今後の気候変動について、さまざまなケースを想定した予測が行われていますが、温室効果ガスの削減に成功し、2050年ごろに現在世界が取り組んでいる削減目標を達成し、排出量が正味または実質ゼロになる「カーボンニュートラル」を実現したとしても、今後の気温上昇は避けることはできません。

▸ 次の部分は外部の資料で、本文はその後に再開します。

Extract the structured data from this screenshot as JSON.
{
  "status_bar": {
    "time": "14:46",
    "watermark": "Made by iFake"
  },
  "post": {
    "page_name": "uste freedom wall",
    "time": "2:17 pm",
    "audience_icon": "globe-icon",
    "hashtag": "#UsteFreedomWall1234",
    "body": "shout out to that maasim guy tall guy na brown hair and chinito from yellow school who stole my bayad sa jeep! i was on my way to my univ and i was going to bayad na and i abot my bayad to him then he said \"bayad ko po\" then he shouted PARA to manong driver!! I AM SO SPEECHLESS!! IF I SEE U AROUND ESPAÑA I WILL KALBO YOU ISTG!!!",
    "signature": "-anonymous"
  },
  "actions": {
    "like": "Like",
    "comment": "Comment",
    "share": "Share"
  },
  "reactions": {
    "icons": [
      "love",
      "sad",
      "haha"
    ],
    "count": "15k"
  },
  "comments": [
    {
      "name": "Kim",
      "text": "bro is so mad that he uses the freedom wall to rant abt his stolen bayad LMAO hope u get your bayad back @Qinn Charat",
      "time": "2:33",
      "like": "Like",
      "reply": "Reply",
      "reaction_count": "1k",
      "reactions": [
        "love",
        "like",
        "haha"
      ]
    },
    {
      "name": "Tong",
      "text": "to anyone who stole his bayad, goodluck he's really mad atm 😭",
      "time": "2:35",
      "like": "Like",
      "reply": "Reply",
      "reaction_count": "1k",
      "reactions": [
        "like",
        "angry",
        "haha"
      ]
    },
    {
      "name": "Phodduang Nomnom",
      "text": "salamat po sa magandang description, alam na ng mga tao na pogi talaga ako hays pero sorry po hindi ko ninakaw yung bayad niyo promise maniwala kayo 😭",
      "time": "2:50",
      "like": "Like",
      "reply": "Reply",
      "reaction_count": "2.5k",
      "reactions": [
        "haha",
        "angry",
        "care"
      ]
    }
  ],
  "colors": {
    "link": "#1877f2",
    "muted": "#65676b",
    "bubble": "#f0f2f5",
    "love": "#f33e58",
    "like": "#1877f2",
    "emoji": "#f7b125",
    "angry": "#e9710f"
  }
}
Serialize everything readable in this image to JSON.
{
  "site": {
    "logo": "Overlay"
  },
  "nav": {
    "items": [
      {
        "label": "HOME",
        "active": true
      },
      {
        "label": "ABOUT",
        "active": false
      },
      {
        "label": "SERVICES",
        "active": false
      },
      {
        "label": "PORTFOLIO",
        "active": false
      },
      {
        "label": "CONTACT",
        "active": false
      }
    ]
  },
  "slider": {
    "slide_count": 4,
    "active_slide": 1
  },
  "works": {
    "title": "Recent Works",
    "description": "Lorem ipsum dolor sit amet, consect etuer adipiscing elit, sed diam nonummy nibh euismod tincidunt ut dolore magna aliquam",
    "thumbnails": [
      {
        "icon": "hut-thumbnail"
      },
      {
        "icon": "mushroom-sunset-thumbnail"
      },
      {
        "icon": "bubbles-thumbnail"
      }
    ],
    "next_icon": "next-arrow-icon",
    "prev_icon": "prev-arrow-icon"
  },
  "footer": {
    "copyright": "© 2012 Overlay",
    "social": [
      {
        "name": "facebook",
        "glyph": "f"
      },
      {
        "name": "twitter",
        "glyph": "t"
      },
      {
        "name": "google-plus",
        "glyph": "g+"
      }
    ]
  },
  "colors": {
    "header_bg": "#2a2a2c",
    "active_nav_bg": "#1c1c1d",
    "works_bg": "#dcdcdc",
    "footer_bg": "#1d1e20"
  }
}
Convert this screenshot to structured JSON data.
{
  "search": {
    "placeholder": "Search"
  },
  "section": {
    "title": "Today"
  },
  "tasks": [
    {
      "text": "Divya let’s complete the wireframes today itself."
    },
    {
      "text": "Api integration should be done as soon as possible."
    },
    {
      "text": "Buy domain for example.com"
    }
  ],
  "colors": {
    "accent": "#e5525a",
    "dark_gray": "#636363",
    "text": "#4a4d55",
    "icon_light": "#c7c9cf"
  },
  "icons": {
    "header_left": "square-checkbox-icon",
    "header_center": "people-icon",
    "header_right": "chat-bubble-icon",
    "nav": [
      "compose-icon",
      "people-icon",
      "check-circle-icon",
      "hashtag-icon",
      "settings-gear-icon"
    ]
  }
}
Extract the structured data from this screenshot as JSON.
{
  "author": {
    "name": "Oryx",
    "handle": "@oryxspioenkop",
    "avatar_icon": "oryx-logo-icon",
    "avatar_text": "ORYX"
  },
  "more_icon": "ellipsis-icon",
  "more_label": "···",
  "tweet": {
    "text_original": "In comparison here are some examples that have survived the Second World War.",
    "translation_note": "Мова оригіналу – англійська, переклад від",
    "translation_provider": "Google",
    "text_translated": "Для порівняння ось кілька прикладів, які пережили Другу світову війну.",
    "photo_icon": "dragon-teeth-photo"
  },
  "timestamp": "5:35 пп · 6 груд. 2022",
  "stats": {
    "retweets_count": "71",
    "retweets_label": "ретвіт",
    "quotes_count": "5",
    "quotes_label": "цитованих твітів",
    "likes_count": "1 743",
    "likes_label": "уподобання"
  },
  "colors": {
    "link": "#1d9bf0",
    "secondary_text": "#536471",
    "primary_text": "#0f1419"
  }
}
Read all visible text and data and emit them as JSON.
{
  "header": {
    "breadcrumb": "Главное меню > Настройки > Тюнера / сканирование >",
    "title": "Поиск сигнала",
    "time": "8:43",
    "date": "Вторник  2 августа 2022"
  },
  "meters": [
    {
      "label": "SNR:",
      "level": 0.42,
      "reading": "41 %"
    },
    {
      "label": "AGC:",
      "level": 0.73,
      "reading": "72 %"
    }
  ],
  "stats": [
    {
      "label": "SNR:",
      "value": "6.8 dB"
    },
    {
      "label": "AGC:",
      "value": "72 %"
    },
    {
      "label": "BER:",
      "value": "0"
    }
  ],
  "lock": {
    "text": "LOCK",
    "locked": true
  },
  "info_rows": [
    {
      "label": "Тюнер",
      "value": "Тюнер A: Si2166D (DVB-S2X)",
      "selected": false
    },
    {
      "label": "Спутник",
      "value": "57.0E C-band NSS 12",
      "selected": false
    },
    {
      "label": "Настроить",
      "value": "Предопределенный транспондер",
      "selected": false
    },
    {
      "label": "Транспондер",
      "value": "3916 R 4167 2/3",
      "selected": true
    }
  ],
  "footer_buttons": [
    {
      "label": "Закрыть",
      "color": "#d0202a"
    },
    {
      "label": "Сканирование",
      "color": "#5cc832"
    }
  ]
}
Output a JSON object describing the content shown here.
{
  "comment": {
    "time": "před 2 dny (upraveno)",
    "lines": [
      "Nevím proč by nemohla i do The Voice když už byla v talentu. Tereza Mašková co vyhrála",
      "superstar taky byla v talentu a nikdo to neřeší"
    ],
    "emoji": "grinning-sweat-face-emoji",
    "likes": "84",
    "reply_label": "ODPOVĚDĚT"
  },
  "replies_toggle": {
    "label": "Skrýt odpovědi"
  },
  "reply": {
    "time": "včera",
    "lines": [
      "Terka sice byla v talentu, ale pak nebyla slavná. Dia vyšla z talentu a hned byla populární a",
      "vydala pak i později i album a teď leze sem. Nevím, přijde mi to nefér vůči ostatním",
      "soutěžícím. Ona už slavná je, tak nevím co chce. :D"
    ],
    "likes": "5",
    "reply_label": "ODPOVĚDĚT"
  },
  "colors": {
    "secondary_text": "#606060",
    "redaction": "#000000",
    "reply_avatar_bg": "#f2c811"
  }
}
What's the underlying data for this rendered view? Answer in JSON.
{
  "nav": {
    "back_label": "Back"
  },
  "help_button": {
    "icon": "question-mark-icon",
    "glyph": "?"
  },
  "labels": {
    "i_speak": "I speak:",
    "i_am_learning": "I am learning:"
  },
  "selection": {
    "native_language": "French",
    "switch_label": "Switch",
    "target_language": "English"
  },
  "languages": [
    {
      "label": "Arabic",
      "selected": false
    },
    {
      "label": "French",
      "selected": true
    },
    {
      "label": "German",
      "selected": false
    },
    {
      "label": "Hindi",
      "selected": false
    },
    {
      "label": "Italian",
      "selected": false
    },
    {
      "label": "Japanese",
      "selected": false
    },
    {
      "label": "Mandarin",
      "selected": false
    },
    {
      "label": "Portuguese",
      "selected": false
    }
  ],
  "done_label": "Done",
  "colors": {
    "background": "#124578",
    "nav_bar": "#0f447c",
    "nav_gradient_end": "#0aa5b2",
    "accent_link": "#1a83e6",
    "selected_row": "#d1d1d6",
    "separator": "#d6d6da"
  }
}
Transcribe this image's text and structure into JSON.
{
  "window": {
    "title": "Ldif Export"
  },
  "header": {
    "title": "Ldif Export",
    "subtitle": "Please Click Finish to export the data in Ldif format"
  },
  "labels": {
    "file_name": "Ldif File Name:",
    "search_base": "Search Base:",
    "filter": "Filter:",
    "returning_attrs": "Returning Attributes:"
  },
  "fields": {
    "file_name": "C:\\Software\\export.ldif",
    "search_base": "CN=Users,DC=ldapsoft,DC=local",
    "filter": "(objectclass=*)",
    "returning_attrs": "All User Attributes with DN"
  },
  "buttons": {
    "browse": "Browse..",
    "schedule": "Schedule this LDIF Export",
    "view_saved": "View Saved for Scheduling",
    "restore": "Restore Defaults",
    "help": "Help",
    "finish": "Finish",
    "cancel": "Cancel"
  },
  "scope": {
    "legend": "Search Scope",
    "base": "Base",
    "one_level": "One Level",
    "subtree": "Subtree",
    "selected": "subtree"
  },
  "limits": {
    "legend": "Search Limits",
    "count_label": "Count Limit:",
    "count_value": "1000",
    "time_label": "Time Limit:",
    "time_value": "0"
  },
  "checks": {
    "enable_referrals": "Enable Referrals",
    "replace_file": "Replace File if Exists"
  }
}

何も対策をせずに温室効果ガスを増加させる場合は、さらに悪い結果が待っています。最も気温の上昇率が高い予測では、2040年までに1.9℃、2060年までには3.0℃、そして2100年には5.7℃上昇すると考えられており、この予測が現実となった場合は、現在のような生活はできなくなるでしょう。そのため、より早い対策が求められています。

「気候変動」に対する取り組み

国際社会での代表的な取り組みは、2015年にフランスのパリで開催された「気候変動枠組条約第21回締約国会議(COP21)」でパリ協定が採択され、2016年に発効したことです。この会議はすべての国連加盟国の合意のもとに2020年以降の温暖化対策の枠組みを作成する目的で、開催されました。すべての国が参加したのは歴史上初めてのことです。パリ協定の概要には、以下のような内容が定められています※2

  • すべての国の長期目標として、気温上昇は2℃より低く保つことを目指し、1.5℃に抑える努力を追求すること。
  • すべての国が、温室効果ガスの削減目標を5年ごとに提出し、目標を更新すること。
  • 先進国による資金提供に加えて、途上国も自主的に資金を提供すること。
  • 途上国と協力し合う「二国間クレジット制度(JCM)」も含めて市場メカニズムを活用すること。
  1. ※2環境省「国連気候変動枠組条約第21回締約国会議(COP21)及び京都議定書第11回締約国会合(COP/MOP11)の結果について」別ウィンドウで開きます

日本では、2021年に地球温暖化対策を総合的かつ計画的に推進するために「地球温暖化対策計画」が閣議決定され、それに基づく取り組みが行われています。2030年度までの目標としては、温室効果ガスを46%削減(2013年度比)すること、さらに50%削減を目指して挑戦を続けていくことが定められました。これを中間的な目標とし、2050年までに温室効果ガスの排出量が正味または実質ゼロになる「2050年カーボンニュートラル」を実現することが最終ゴールとなっています※3

  1. ※3環境省「地球温暖化対策計画(令和3年10月22日閣議決定)」別ウィンドウで開きます

詳しくは以下もご覧ください。

まとめ

気候変動は、地球温暖化によってこれまで経験してきた気象パターンとは異なる異常気象が増える現象です。気候変動により、すでに世界各地でさまざまな災害が起こっており、世界中の国や地域、企業、個人が気候変動に対する取り組みを実践しています。気候変動は、待ったなしの問題です。早急に対策を実践していかなければなりません。